Described as an Ozploitation genre film, Stuart Simpson’s El Monstro Del Mar is a tale of three foxy rockabilly babes - hired assassins hiding away in a seaside village after a big job. Amazonian goddess Beretta (Nelli Scarlet) appears to be the leader of the pack, and has a dominance and presence on screen that forces you to pay attention - or else she will probably slit your throat and feed you to her two sidekicks! Beretta‘s punk rock attitude (Nelli is the frontwoman of Melbourne band, The Scarlets) is reminiscent of Suburban Mayhem beauty Katrina Skinner (played by Emily Barclay) and is complimented by the more subdued nature of Blondie (Karli Madden)and the sexual allure of the Morticia-meets-Elvira raven haired vixen, Snowball (Kate Watts).
The leading ladies are quite believable in their parts, almost as though they were plucked straight from their crème Cadillac, cruising around the streets of Melbourne, cranking The Cramps on their stereo.
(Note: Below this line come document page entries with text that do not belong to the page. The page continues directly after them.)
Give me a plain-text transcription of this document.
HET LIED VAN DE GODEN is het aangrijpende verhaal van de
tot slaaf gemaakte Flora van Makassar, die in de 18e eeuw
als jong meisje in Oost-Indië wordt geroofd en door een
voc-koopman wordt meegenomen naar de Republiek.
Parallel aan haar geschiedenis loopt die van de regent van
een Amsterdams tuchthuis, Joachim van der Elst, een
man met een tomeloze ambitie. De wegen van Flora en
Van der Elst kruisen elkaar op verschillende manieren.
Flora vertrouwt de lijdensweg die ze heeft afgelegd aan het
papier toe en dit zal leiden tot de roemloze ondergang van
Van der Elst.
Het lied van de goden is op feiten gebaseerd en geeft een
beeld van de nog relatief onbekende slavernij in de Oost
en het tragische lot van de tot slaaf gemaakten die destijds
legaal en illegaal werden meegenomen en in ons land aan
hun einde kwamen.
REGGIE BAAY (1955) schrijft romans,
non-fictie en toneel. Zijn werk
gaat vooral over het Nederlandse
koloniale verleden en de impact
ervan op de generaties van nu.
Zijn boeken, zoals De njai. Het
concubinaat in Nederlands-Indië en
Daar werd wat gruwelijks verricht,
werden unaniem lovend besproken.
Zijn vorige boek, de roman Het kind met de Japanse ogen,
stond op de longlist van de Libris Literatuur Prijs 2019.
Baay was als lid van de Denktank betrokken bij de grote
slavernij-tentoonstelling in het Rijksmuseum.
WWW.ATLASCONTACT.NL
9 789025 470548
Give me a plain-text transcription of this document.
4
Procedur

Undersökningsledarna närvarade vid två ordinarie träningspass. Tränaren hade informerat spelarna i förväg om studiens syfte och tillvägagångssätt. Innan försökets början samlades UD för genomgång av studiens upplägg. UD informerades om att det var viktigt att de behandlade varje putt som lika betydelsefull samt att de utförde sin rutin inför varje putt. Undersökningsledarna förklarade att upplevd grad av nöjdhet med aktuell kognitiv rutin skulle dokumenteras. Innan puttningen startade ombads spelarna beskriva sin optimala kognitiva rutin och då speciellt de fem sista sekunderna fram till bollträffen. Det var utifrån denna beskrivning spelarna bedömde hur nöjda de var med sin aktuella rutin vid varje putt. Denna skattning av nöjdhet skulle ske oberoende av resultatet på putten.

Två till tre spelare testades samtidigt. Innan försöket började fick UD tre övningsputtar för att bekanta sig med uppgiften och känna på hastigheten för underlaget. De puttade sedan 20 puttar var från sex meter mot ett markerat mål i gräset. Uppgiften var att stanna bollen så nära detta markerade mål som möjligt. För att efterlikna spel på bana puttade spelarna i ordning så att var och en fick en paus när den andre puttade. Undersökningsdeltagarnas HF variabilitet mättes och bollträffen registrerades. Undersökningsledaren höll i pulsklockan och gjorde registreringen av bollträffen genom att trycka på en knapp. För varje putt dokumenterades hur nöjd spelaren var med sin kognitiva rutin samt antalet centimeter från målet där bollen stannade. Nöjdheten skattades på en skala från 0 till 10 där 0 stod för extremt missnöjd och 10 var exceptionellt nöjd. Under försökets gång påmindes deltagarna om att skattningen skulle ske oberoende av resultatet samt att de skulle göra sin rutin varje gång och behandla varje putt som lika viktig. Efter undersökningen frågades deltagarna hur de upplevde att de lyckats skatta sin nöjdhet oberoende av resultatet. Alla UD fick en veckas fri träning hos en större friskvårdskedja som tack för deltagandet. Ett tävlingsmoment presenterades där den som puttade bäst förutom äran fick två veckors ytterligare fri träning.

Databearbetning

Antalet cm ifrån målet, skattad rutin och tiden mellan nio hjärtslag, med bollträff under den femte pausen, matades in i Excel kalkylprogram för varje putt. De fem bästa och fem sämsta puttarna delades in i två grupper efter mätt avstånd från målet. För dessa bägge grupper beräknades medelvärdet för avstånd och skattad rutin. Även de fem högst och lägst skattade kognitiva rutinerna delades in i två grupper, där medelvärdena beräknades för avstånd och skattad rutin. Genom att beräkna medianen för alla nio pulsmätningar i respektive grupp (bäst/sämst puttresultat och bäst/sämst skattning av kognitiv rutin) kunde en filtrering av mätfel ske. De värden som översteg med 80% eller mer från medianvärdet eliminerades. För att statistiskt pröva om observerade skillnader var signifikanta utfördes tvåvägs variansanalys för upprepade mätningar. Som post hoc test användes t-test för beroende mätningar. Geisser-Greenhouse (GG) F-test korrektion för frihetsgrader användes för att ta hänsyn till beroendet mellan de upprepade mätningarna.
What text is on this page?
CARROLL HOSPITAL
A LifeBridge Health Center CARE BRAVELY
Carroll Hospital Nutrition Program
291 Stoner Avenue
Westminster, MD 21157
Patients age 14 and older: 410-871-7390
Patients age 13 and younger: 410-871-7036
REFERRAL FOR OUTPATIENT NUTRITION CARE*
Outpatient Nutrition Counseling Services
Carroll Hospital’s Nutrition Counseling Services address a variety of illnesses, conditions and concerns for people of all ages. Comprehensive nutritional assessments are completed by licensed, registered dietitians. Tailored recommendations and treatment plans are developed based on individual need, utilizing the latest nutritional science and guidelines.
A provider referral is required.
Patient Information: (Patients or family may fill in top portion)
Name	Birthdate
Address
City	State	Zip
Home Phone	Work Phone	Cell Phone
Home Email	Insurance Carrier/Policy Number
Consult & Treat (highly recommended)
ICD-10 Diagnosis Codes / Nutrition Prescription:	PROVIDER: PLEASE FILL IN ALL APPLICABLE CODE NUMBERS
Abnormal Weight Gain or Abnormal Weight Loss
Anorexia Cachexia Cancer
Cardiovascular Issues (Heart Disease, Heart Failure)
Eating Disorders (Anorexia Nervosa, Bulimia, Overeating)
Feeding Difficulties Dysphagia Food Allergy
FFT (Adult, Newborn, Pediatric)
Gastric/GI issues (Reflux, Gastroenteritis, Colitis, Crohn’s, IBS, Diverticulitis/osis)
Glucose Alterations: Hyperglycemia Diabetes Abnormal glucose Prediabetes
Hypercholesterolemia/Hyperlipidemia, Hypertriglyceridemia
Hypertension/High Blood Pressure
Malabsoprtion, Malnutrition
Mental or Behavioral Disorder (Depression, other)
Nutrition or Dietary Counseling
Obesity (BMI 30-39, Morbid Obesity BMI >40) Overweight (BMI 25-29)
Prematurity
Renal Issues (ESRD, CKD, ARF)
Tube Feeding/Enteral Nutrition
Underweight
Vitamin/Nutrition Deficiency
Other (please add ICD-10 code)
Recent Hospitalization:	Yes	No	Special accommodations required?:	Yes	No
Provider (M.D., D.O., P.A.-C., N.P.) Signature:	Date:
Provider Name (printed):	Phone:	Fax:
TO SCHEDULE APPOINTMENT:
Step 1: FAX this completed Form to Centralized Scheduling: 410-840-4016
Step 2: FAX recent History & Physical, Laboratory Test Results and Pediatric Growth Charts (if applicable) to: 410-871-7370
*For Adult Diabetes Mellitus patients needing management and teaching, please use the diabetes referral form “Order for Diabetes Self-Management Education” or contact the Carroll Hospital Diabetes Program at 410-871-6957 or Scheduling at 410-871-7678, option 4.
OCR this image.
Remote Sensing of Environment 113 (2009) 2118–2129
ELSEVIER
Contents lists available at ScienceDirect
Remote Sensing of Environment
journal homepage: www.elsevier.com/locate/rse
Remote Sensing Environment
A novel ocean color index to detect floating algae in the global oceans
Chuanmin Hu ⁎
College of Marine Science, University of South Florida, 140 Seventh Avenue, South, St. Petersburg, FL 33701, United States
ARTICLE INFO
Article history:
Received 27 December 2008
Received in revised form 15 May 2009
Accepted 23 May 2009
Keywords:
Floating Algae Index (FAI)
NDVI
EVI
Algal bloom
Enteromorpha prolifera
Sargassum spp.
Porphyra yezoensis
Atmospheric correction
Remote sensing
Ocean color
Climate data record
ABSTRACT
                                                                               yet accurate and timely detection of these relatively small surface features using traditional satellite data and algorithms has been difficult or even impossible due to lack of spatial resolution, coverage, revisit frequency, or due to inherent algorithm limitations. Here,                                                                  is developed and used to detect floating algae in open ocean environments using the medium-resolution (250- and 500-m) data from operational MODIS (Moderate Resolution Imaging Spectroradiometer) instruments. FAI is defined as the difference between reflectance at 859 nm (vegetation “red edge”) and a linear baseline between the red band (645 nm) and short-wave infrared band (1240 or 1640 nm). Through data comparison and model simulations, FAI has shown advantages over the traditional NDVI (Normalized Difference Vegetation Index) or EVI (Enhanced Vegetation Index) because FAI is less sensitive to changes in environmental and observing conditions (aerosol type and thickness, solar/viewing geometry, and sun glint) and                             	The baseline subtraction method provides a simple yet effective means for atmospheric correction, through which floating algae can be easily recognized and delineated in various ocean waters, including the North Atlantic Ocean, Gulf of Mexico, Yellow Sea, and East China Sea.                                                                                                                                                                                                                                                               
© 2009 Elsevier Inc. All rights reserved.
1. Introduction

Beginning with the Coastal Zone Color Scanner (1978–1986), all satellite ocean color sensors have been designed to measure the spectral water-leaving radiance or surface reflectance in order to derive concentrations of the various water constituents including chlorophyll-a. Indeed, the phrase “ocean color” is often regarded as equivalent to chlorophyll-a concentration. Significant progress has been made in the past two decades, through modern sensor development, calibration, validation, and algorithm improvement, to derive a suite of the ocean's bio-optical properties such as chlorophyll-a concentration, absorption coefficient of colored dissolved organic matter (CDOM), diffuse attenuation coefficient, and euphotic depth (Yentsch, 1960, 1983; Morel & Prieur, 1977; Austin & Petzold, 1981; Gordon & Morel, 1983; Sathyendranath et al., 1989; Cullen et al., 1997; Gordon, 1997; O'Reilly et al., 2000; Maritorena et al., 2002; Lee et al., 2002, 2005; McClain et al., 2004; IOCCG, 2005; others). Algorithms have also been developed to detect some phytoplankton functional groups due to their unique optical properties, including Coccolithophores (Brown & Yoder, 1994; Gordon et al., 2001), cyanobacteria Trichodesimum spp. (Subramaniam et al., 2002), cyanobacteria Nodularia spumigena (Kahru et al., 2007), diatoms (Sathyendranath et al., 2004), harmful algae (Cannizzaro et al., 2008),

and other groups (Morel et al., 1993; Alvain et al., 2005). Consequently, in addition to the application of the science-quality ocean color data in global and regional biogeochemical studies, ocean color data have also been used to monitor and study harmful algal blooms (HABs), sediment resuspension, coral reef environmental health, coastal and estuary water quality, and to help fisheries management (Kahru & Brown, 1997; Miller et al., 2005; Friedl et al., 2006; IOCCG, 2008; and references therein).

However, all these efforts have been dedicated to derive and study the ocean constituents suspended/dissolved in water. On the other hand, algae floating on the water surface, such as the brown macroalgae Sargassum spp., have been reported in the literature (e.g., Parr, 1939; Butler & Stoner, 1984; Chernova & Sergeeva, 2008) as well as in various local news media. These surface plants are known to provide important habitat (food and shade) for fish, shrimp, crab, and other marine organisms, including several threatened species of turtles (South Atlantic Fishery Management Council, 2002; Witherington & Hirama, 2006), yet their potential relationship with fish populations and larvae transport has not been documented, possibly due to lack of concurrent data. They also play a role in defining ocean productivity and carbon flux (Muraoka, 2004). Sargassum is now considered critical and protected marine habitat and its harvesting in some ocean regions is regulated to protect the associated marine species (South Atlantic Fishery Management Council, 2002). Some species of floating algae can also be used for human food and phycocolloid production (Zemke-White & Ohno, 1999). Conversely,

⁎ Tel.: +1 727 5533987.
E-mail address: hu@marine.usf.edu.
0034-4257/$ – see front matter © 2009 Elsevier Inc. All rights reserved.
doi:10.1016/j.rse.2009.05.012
After watching El Monstro Del Mar, I want to join their crew and drink whiskey with them and go on a sexy car stealing, killing rampage on the South coast.
However, it’s not all fun and cruising, because just when we think that the girls are indestructible, they get themselves into a bit of trouble in this apparently not so sleepy seaside town by swimming in the forbidden beach. Channelling The Mighty Boosh’s tale of Ol’ Gregg, there is something deadly and frightening that lurks beneath the sea, and it’s not happy about being disturbed. Without spoiling the plot too much, this film quickly becomes a monstrous revenge film that would make Tarantino and the residents of Tromaville equally proud.
The combination of ass-kicking babes reminiscent of Russ-Meyer femme revenge flick, ‘Faster Pussycat, Kill, Kill’ together with an amped up killer alt-country, rockabilly soundtrack to boot, make this film well worth your time and your pretty little pennies. If only to witness the sexy black and white opening title, or the frightening death skull dream sequence toward the middle. The cinematography is also quite exquisite and filmed almost entirely with an over saturated and highly contrasted film stock, giving the film a surreal and fantastical atmosphere. I half expected to see some Western clad Mermaids emerging from the waters, but let’s save that for the sequel (fingers crossed).
El Monstro Del Mar is showing this Saturday at the Factory Theatre in Marrickville at 4pm and will be followed by an exclusive Q&A with Writer and Director, Stuart Simpson and the Monstro crew.